More than 50 million small and medium enterprises (MSMEs) contribute to nearly 40% of India’s GDP. The MSME sector also ranks among the largest employers in the country. These statistics are impressive but by no means the end of the road. A large number of enterprises still do not use banks. Small businesses struggle for finance and cash flow requirements.
The SME sector is for the most part populated by the marginalised section of the society. Illiteracy, lack of exposure and awareness, social bias and other issues afflict this sizeable and hitherto ignored sector. Most businesses within this sector transact in cash. In this scenario, the recent introduction of GST and demonetisation took a heavy toll on this vibrant segment of the Indian economy.
Given the unique nature of this sector, recovering from the financial setback caused by GST and demonetisation was no easy task.
Some of the most significant financial challenges faced by small businesses include:
- Cash flow for small enterprises has always remained a challenge since most small businesses either originate from the marginalised social strata or are run by families with limited resources at their disposal.
- Banks are reluctant to finance small businesses due to perceived – or real – credit risk.
- SMEs, therefore, depend on customers for their cash flow needs.
- Where a substantial cash flow is required, they seek alternative sources of finance.
- A considerable number of small enterprises do not use banking facilities – ergo, no income from interest.
- SMEs also have a longer DSO (Days Sales Outstanding) clearance – often waiting six months for payment – as compared to larger organisations.
- A large number of workers are either illiterate, unskilled or under-qualified.
- There exists a general lack of awareness and knowledge in this sector.
These issues put SMEs at a disadvantage from the outset, and it becomes difficult for them to compete with larger businesses. Their latent talent remains unexplored.
Given the cash flow challenges faced by small enterprises, some of the more stalwart businesses turn to alternative sources for finance. These include NBFCs and private lenders. These sources are comparatively more expensive than banks.
A substantial amount of revenue is lost because of non-payment and delayed payment by customers. With little or no resources to chase debtors, many businesses elect to write off these invoices as bad debts.
These losses further deplete the already low cash flow.
In this scenario, paying off loans takes a backseat, and EMI instalments are often delayed or defaulted.
Delay or default in EMI attracts a penalty, which adds to the burden and decreases their creditworthiness.
Low creditworthiness means inability to procure finance in the future, driving banks further away.
Breaking the Vicious Circle
What begins with lack of funds ends with a higher deficit, making the whole scenario a vicious circle. The problem has been partly resolved by launching TReDS (Trade Receivables Discounting System) and TREADS (Trade Related Entrepreneurship Assistance and Development) initiatives. However, there is still room for improvement.

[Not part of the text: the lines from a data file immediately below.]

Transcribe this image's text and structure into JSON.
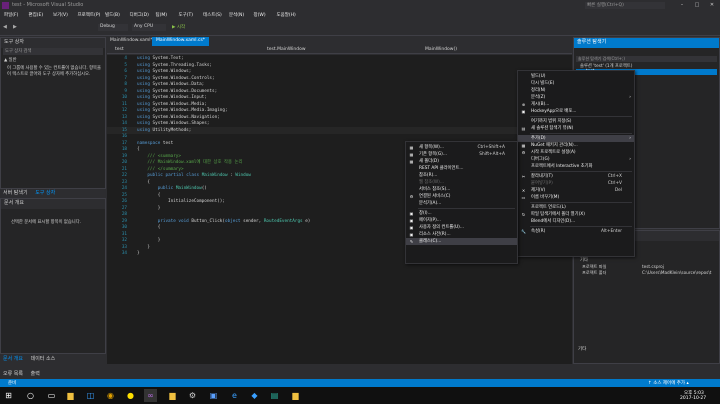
{
  "window": {
    "title": "test - Microsoft Visual Studio",
    "quick_launch": "빠른 실행(Ctrl+Q)"
  },
  "menu_items": [
    "파일(F)",
    "편집(E)",
    "보기(V)",
    "프로젝트(P)",
    "빌드(B)",
    "디버그(D)",
    "팀(M)",
    "도구(T)",
    "테스트(S)",
    "분석(N)",
    "창(W)",
    "도움말(H)"
  ],
  "toolbar": {
    "config": "Debug",
    "platform": "Any CPU",
    "start": "▶ 시작"
  },
  "toolbox": {
    "title": "도구 상자",
    "search": "도구 상자 검색",
    "group": "▲ 일반",
    "empty_text": "이 그룹에 사용할 수 있는 컨트롤이 없습니다. 항목을 이 텍스트로 끌어와 도구 상자에 추가하십시오.",
    "tabs": [
      "서버 탐색기",
      "도구 상자"
    ]
  },
  "outline": {
    "title": "문서 개요",
    "empty_text": "선택한 문서에 표시할 항목이 없습니다.",
    "tabs": [
      "문서 개요",
      "데이터 소스"
    ]
  },
  "editor_tabs": [
    {
      "label": "MainWindow.xaml*"
    },
    {
      "label": "MainWindow.xaml.cs*"
    }
  ],
  "nav": {
    "left": "test",
    "middle": "test.MainWindow",
    "right": "MainWindow()"
  },
  "code_lines": [
    "using System.Text;",
    "using System.Threading.Tasks;",
    "using System.Windows;",
    "using System.Windows.Controls;",
    "using System.Windows.Data;",
    "using System.Windows.Documents;",
    "using System.Windows.Input;",
    "using System.Windows.Media;",
    "using System.Windows.Media.Imaging;",
    "using System.Windows.Navigation;",
    "using System.Windows.Shapes;",
    "using UtilityMethods;",
    "",
    "namespace test",
    "{",
    "    /// <summary>",
    "    /// MainWindow.xaml에 대한 상호 작용 논리",
    "    /// </summary>",
    "    public partial class MainWindow : Window",
    "    {",
    "        public MainWindow()",
    "        {",
    "            InitializeComponent();",
    "        }",
    "",
    "        private void Button_Click(object sender, RoutedEventArgs e)",
    "        {",
    "",
    "        }",
    "    }",
    "}"
  ],
  "line_numbers": [
    "4",
    "5",
    "6",
    "7",
    "8",
    "9",
    "10",
    "11",
    "12",
    "13",
    "14",
    "15",
    "16",
    "17",
    "18",
    "19",
    "20",
    "21",
    "22",
    "23",
    "24",
    "25",
    "26",
    "27",
    "28",
    "29",
    "30",
    "31",
    "32",
    "33",
    "34"
  ],
  "project_menu": [
    {
      "icon": "",
      "label": "빌드(U)",
      "shortcut": ""
    },
    {
      "icon": "",
      "label": "다시 빌드(E)",
      "shortcut": ""
    },
    {
      "icon": "",
      "label": "정리(N)",
      "shortcut": ""
    },
    {
      "icon": "",
      "label": "분석(Z)",
      "shortcut": "",
      "arrow": "›"
    },
    {
      "icon": "⊕",
      "label": "게시(B)...",
      "shortcut": ""
    },
    {
      "icon": "▣",
      "label": "HockeyApp으로 배포...",
      "shortcut": ""
    },
    {
      "sep": true
    },
    {
      "icon": "",
      "label": "여기까지 범위 지정(S)",
      "shortcut": ""
    },
    {
      "icon": "▤",
      "label": "새 솔루션 탐색기 뷰(N)",
      "shortcut": ""
    },
    {
      "sep": true
    },
    {
      "icon": "",
      "label": "추가(D)",
      "shortcut": "",
      "arrow": "›",
      "hl": true
    },
    {
      "icon": "▦",
      "label": "NuGet 패키지 관리(N)...",
      "shortcut": ""
    },
    {
      "icon": "⚙",
      "label": "시작 프로젝트로 설정(A)",
      "shortcut": ""
    },
    {
      "icon": "",
      "label": "디버그(G)",
      "shortcut": "",
      "arrow": "›"
    },
    {
      "icon": "",
      "label": "프로젝트에서 Interactive 초기화",
      "shortcut": ""
    },
    {
      "sep": true
    },
    {
      "icon": "✂",
      "label": "잘라내기(T)",
      "shortcut": "Ctrl+X"
    },
    {
      "icon": "",
      "label": "붙여넣기(P)",
      "shortcut": "Ctrl+V",
      "dis": true
    },
    {
      "icon": "✕",
      "label": "제거(V)",
      "shortcut": "Del"
    },
    {
      "icon": "▭",
      "label": "이름 바꾸기(M)",
      "shortcut": ""
    },
    {
      "sep": true
    },
    {
      "icon": "",
      "label": "프로젝트 언로드(L)",
      "shortcut": ""
    },
    {
      "icon": "↻",
      "label": "파일 탐색기에서 폴더 열기(X)",
      "shortcut": ""
    },
    {
      "icon": "",
      "label": "Blend에서 디자인(D)...",
      "shortcut": ""
    },
    {
      "sep": true
    },
    {
      "icon": "🔧",
      "label": "속성(R)",
      "shortcut": "Alt+Enter"
    }
  ],
  "add_menu": [
    {
      "icon": "▦",
      "label": "새 항목(W)...",
      "shortcut": "Ctrl+Shift+A"
    },
    {
      "icon": "▦",
      "label": "기존 항목(G)...",
      "shortcut": "Shift+Alt+A"
    },
    {
      "icon": "▦",
      "label": "새 폴더(D)",
      "shortcut": ""
    },
    {
      "icon": "",
      "label": "REST API 클라이언트...",
      "shortcut": ""
    },
    {
      "icon": "",
      "label": "참조(R)...",
      "shortcut": ""
    },
    {
      "icon": "",
      "label": "웹 참조(W)...",
      "shortcut": "",
      "dis": true
    },
    {
      "icon": "",
      "label": "서비스 참조(S)...",
      "shortcut": ""
    },
    {
      "icon": "⚙",
      "label": "연결된 서비스(C)",
      "shortcut": ""
    },
    {
      "icon": "",
      "label": "분석기(A)...",
      "shortcut": ""
    },
    {
      "sep": true
    },
    {
      "icon": "▣",
      "label": "창(I)...",
      "shortcut": ""
    },
    {
      "icon": "▣",
      "label": "페이지(P)...",
      "shortcut": ""
    },
    {
      "icon": "▣",
      "label": "사용자 정의 컨트롤(U)...",
      "shortcut": ""
    },
    {
      "icon": "▣",
      "label": "리소스 사전(R)...",
      "shortcut": ""
    },
    {
      "icon": "✎",
      "label": "클래스(C)...",
      "shortcut": "",
      "hl": true
    }
  ],
  "solution": {
    "title": "솔루션 탐색기",
    "search": "솔루션 탐색기 검색(Ctrl+;)",
    "root": "솔루션 'test' (1개 프로젝트)",
    "project": "test"
  },
  "properties": {
    "title": "속성",
    "section": "기타",
    "rows": [
      {
        "name": "프로젝트 파일",
        "value": "test.csproj"
      },
      {
        "name": "프로젝트 폴더",
        "value": "C:\\Users\\MadKlein\\source\\repos\\t"
      }
    ],
    "footer": "기타"
  },
  "bottom": {
    "tabs": [
      "오류 목록",
      "출력"
    ]
  },
  "status": {
    "left": "준비",
    "right": "↑ 소스 제어에 추가 ▴"
  },
  "clock": {
    "time": "오후 5:03",
    "date": "2017-10-27"
  }
}
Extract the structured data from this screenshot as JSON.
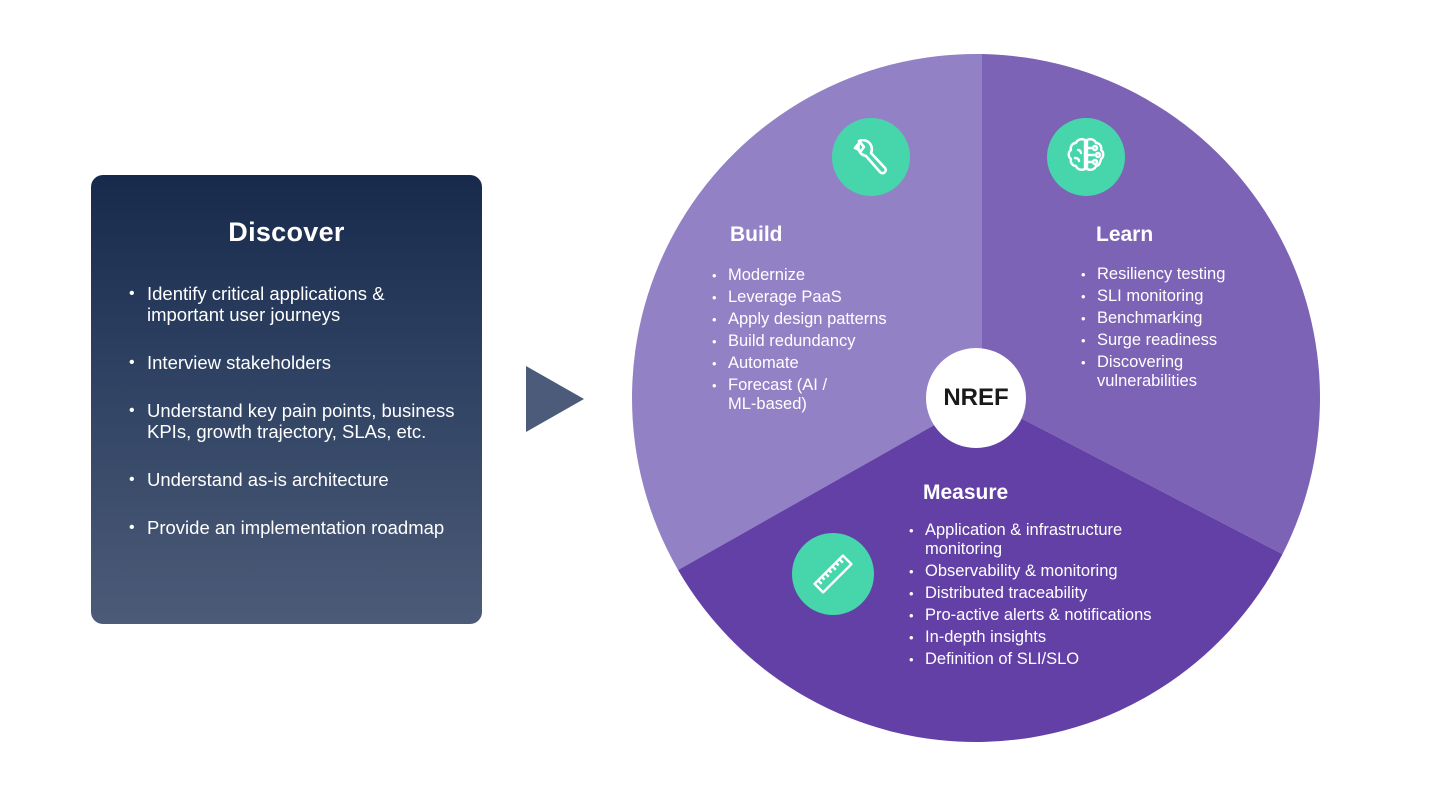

Adoption of financial technology is one solution to this problem. Some ways in which fintechs can help MSMEs include:
- Assessing the creditworthiness of the business
- Evaluating the collateral available for granting a loan
- Making the loan process faster and smoother
- Customising products to consumer needs through data analytics
- Making and receiving payments
- Tracking invoices and payments
Fintech companies that offer a host of services to businesses are soon becoming a single window service for all the digital and financial needs of SMEs. Some of the services provided by fintechs include instant short-term loans, wealth management and invoice tracking.
The Way Forward
The Pradhan Mantri Jan Dhan Yojana (PMJDY) sought to include the unserved/underserved population by offering basic financial aids such as zero balance savings accounts and mobile banking facilities. The project took off to a good start and Tier I and Tier II cities in India witnessed a paradigm change with a large turnout for opening a savings account and many of them opting for mobile payment gateways.
The need of the hour then is to leverage this technology to the masses in the rest of the country. This would mean generating awareness and educating them in the use of this technology. While delayed payments are akin to an occupational hazard, the solution lies in establishing and sustaining relationships with small businesses and making them more resilient.
Looking at the recent developments such as escalating GDP and India’s rise to rank 77 on the ease of doing business, foreign investors are venturing into the fray. This fact, combined with initiatives such as Make in India and Digital India, spell success for MSMEs.